Love Beneath the Napalm by James D. Redwood | Books in Review

On the back cover of Love Beneath the Napalm  (University of Notre Dame Press, 200 pp., $24), a beautifully designed short story collection by James D. Redwood, we are informed that the author “taught English in South Vietnam from 1972-1974 and returned briefly before the fall of Saigon in April 1975.”

This raises more questions than it answers. Such as: For whom and to whom was he teaching English?

I spent thirteen-and-a-half months in South Vietnam when I was the same age as Redwood when he was there (23-24). But I didn’t get any opportunities to teach English. I’d love to know how Redwood (who came to Vietnam with a B.A. in English) ended up with that gig and why.
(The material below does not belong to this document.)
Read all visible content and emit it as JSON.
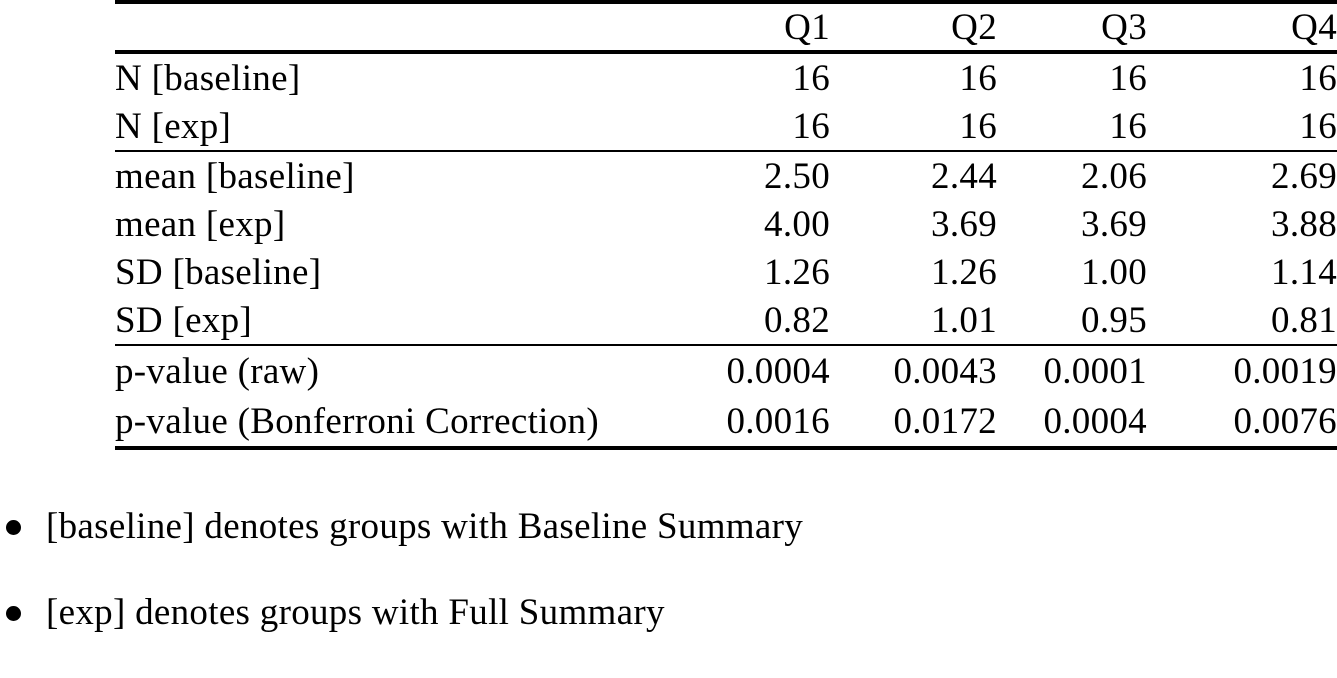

No information is given on his military service, so I immediately started thinking he must have had CIA connections.

Redwood offers up a group of modern stories that build mildly and gradually toward action, but often stop right before something happens, leaving this reader to wonder: So what did Pham do then; did he try to kill Nikolai? We’ll never know.

That frustrated me. I guess I am more of a fan of the sort of stories written by O. Henry, Raymond Carver, and Martin Limon.

We get a history of many of Vietnam’s wars spread throughout these stories, but in no particular order—wars fought to rid the country of invaders, including the Chinese, the French and, of course, the Americans.  A couple of the stories are set in the 1890s and make the point that the Vietnamese would do anything to get out from under the rule of outsiders, in this case the French, who had turned thousands of them into coolies on chain gangs. They’d commit murder, acts of terrorism, whatever it took. Throughout these stories, the resolve of the Vietnamese is emphasized.

As a Vietnam veteran, I was especially sensitive to how American veterans are portrayed in these involved, literary stories. Vietnam veterans appear in prominent roles in two stories: in “The Stamp Collector, ” a sort of a Grenada War story, in which we hear on the news, “America has kicked the Vietnam Syndrome at last.”  It is set in Glendale, California, and presents a Vietnam veteran who is stinky, unhappy, and clad in “a tattered U. S. Army jacket.”  He seeks a translator for a letter he looted from the dead body of an enemy.

James D. Redwood

The other Vietnam veteran appears in the last story in the collection, “The Summer Associate.” Griswold is a Special Forces veteran, having served four years in Thailand and South Vietnam. He’s another Vietnam vet who remains mentally stuck in Vietnam. Griswold wears a pin-striped suit and is a San Francisco attorney, but he lives alone in a basement apartment in the city.

He insists on an office in the law firm without windows. When he needs someone to talk to, he seeks out a Vietnamese bar girl in a dive in Chinatown. You get the idea.

If you’re looking for a serious and downbeat short story collection—and one that sent me to a dictionary often to look up exotic words such as jambu, seladang, crenelated, balau,  pusillanimity, and tenterhooks— a Vietnam War story collection unlike all others, Love Beneath the Napalm will suit your needs.